A ConvNet for the 2020s
- Calls out Swin transformers specifically as a key milestone in ViT development, enabling a more general usage of ViT as backbone for various models.
- Swin transformer is a type of hierarchical transformer that seems to re-introduce some inductive biases from ConvNet.
- Motivation for this paper is that ViT research seems to be converging back to similar solutions to ConvNets, but practitioners are hesitant to adopt ConvNets since ViT archs have much better scaling on large datasets.
- Rough summary of improvements approach: take techniques from recent ConvNets (e.g. Mobilenet) and recent Transformers (Swin Transformer)
- Modernize ConvNets starting from a ResNet arch:
- common sense modernizations to make the comparison more fair:
- modernize optimizer with AdamW
- extend training
- modernized data augmentation
- macro design
- adjust compute ratio (how the computation complexity is distributed along depth, where depth is related to the receptive field of the features at that layer) to match better what is in Swin transformer
- add patchify stem to the early layers, which kind of imitates patchifying operation in ViT
- non-overlapping convolutions
- kind of interesting how this patchify convolution is very similar to MLP projection used in ViT
- ResNeXtify
- take some improvements from ResNeXt (presumably where the name ConvNeXt comes from)

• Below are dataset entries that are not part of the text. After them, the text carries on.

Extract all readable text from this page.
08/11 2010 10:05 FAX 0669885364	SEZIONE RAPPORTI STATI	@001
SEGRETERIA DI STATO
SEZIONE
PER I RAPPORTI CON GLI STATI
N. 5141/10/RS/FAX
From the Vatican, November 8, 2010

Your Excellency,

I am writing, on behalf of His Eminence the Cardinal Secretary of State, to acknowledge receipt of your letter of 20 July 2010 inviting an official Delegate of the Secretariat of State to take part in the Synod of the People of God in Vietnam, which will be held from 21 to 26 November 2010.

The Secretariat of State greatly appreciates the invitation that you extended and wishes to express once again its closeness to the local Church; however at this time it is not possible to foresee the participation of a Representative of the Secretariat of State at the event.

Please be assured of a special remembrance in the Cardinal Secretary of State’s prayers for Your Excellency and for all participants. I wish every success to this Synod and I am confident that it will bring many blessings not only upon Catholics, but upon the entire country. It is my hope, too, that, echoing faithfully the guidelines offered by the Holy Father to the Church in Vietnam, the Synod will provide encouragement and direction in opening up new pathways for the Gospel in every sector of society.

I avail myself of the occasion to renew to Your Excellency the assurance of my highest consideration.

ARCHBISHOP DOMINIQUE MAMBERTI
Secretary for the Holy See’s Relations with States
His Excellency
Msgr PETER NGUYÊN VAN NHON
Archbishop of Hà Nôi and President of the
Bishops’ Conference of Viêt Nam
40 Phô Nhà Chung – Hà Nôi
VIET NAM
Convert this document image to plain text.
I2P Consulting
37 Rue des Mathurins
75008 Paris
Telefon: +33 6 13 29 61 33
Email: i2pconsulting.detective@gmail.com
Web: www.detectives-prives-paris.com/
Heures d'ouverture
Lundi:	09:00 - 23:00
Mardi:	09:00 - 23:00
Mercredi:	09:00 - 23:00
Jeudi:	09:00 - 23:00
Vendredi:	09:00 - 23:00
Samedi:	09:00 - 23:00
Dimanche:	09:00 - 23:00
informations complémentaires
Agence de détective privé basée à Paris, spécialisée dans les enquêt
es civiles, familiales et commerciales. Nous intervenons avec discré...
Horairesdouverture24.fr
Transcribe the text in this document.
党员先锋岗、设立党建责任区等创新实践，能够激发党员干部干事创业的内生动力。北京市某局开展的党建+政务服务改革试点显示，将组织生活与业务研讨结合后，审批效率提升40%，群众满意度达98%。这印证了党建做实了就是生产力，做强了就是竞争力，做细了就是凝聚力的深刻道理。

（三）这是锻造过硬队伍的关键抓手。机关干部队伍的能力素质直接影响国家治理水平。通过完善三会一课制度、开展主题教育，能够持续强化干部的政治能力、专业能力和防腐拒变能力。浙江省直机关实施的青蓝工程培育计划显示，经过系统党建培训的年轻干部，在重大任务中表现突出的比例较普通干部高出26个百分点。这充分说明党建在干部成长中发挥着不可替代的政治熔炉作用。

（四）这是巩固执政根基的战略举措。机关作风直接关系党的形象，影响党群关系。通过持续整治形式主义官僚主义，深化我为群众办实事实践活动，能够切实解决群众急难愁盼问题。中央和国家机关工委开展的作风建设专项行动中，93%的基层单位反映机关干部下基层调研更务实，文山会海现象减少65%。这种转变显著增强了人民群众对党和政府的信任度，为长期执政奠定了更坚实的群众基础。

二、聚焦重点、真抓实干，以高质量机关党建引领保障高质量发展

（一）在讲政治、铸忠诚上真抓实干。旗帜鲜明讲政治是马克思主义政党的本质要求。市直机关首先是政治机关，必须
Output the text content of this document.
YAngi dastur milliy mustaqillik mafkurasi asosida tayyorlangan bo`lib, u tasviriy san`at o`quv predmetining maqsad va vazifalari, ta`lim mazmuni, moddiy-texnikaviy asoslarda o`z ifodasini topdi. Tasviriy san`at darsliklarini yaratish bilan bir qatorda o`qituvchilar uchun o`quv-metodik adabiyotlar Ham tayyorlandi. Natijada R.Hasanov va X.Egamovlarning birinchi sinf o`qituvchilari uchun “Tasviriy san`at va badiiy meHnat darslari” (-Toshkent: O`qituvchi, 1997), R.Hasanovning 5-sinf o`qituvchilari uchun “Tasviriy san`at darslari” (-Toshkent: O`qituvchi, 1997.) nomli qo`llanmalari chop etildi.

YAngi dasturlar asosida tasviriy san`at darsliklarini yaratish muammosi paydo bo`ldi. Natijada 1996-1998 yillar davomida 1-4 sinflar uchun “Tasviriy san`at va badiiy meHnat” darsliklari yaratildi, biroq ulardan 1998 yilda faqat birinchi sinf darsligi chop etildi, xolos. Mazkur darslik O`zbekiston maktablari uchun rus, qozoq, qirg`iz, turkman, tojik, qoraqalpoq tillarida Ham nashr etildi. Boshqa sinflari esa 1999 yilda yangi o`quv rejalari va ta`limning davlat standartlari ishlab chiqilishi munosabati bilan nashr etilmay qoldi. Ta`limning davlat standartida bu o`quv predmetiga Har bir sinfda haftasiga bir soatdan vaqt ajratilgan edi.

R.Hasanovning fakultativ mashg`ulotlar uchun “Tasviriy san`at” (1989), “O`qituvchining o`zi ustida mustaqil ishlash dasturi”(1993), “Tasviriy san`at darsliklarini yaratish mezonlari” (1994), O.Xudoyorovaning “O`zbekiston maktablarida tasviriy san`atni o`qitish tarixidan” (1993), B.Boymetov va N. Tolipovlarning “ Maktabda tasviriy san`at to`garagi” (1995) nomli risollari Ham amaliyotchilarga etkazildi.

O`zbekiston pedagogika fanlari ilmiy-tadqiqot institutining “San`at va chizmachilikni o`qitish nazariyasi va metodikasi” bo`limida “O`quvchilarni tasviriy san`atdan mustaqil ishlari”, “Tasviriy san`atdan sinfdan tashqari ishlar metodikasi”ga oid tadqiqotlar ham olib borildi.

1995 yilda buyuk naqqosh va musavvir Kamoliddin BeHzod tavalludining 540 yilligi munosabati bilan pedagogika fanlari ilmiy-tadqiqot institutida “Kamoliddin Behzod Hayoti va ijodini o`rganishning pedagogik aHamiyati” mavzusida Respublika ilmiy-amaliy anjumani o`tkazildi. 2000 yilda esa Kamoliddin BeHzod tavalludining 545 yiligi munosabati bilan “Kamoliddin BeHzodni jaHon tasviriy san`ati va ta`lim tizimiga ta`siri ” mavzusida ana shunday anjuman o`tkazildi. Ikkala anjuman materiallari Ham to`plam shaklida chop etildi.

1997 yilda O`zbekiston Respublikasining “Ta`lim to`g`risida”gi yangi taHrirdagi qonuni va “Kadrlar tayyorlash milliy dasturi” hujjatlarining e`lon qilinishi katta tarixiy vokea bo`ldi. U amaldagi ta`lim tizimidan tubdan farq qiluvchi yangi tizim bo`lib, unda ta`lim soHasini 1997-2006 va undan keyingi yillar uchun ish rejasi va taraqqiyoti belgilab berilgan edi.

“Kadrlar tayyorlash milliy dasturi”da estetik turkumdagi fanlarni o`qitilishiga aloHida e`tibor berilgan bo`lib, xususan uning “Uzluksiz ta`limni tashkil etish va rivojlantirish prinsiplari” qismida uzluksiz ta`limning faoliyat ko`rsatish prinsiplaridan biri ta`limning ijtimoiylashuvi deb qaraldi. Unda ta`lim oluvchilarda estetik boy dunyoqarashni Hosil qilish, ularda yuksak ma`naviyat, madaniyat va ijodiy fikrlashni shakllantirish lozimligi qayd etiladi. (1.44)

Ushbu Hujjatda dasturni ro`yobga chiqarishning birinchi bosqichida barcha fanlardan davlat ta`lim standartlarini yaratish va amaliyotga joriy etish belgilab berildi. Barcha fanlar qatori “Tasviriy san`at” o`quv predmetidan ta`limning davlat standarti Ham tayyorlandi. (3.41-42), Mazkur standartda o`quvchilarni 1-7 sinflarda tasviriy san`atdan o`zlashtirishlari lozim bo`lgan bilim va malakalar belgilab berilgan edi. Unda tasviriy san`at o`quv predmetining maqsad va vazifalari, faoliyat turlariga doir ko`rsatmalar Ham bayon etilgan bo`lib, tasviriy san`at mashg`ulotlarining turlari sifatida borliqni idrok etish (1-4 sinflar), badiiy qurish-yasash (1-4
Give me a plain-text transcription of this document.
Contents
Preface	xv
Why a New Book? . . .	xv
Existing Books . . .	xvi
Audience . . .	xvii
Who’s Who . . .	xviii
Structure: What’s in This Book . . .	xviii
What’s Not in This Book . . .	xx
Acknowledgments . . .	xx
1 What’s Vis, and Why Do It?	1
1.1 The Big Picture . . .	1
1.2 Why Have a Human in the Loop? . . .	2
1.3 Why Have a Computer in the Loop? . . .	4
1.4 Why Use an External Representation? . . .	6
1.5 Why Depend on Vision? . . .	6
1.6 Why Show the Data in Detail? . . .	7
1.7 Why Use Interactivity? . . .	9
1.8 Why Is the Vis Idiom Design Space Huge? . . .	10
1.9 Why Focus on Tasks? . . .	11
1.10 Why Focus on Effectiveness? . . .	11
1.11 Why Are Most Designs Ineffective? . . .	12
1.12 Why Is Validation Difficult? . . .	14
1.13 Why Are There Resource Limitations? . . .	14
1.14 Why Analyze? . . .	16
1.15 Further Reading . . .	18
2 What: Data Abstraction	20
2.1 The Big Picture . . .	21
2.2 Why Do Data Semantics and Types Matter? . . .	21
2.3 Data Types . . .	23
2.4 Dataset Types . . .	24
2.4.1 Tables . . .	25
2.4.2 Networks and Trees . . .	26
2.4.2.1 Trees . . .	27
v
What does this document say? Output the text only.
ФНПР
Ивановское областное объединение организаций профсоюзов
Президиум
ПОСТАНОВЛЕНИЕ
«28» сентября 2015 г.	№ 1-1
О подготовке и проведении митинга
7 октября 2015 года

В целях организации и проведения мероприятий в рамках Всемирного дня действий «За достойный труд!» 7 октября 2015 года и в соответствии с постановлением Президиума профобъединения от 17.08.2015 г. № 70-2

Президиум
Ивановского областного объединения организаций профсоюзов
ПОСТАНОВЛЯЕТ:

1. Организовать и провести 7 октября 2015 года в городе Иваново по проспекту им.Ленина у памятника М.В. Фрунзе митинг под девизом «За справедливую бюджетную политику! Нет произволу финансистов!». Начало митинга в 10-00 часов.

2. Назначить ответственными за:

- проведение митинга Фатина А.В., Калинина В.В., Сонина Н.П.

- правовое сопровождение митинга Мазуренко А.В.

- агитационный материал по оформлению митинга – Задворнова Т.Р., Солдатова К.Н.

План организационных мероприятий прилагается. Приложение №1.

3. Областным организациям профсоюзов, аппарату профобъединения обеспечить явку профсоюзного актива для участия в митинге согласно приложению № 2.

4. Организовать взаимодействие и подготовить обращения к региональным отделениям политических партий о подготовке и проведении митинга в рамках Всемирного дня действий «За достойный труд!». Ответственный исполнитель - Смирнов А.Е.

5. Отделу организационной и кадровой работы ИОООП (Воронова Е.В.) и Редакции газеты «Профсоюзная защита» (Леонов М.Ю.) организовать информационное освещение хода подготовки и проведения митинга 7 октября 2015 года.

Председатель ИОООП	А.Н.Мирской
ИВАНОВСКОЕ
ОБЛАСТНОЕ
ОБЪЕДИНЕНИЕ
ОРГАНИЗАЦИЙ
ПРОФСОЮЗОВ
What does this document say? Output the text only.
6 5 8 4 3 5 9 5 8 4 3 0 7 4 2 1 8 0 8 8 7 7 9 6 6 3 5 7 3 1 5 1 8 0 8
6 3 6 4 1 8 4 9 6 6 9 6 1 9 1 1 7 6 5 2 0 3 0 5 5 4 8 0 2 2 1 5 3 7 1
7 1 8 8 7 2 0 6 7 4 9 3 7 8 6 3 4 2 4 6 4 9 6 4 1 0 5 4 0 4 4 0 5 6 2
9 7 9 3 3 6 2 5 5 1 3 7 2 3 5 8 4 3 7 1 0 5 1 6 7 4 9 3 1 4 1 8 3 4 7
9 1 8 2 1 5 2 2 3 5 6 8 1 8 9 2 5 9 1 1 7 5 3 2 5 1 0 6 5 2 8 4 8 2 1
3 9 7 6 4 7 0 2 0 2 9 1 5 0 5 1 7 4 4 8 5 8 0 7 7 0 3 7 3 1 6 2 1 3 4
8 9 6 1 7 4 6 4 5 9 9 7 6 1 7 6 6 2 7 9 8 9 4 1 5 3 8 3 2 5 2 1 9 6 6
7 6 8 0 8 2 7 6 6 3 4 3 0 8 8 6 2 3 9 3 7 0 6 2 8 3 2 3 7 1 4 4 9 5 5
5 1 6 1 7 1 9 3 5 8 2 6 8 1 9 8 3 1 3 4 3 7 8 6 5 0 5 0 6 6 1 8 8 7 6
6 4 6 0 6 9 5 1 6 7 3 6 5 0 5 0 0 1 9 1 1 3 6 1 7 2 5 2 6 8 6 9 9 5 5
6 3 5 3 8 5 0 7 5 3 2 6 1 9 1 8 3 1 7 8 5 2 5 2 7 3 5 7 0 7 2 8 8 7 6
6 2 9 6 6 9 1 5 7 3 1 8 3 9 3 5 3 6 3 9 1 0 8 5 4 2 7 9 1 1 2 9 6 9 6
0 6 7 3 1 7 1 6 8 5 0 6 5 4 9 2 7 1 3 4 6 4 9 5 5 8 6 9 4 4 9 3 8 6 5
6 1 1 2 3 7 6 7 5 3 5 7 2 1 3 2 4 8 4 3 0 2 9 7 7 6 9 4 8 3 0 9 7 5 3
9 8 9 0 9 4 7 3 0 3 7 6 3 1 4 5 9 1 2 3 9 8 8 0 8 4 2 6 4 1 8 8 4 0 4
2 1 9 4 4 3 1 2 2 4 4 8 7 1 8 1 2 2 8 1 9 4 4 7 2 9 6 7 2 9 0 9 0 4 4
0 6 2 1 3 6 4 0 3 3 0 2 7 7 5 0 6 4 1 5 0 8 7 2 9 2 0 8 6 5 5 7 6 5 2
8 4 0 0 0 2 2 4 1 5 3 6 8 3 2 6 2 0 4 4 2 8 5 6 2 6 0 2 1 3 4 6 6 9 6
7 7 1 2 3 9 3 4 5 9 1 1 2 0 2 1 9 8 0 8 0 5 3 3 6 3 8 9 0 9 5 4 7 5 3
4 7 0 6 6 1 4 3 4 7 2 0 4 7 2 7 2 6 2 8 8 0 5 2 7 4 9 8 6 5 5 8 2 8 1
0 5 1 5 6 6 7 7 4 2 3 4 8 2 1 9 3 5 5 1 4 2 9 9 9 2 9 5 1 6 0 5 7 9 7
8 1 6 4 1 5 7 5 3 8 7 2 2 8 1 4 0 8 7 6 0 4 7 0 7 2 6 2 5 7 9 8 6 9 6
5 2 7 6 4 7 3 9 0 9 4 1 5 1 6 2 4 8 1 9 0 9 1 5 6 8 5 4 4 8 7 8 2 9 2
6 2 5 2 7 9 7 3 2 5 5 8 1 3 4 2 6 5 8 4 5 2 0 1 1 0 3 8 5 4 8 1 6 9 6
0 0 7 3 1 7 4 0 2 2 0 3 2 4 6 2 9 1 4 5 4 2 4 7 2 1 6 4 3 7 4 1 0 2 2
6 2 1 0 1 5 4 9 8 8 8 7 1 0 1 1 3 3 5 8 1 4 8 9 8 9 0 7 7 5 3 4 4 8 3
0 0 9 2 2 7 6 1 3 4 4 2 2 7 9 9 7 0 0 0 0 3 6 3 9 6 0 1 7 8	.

- increase width (num channels) by doing something similar to grouped convolution (each output channel only is convolving a subset of input channels) by doing the following
- depth-wise convolution (1d conv per output channel that takes a corresponding input channel) & 1x1 conv
- somehow this corresponds to some properties in ViT (separation of information mixing in spatial and channel dimension)
- depth-wise convolution (1d conv per output channel that takes a corresponding input channel) & 1x1 conv
- reverse bottleneck
- technique from MobilNetV2 (actually a lot of other techniques are also mentioned as coming from MobileNetV2), which is to upsample in channels before downsampling
- also corresponds inverse bottleneck in Transformers MLP layers
- increase the kernel size to 7x7
- also re-order depth wise conv and 1x1 kernel to save compute
- 7x7 corresponds to Swin Transformer window size
- micro design
- ReLU -> GeLU
- BN -> LN
- common sense modernizations to make the comparison more fair:
- measured better FLOPS/throughput when scaling resolution than Swin
- On par for ImageNet-22k (previously ConvNet only better for ImageNet-1k) which shows that fro large dataset pretraining ConvNets are competitive.
- I would like to see more results on JFT-300M, as the original ViT paper also claimed on par performance after fine-tuning Imagnet-21k, but only much better performance after pre-training on JFT-300M.
Thoughts
- ViT doesn’t seem viable for very high resolution (or high number of patches) due to quadratic scaling, though this doesn’t seem to cause problems for tasks like ImagNet classification.
- ViT and ConvNets seem to be converging.
- ViT is gaining some inductive bias to improve the performance.
- ConvNet is gaining layers that look a lot like attention, for instance dynamic depth-wise conv is equivalent to local Transformer attention.
- Hybrid models are being devloped and further explored (starting from original ViT paper).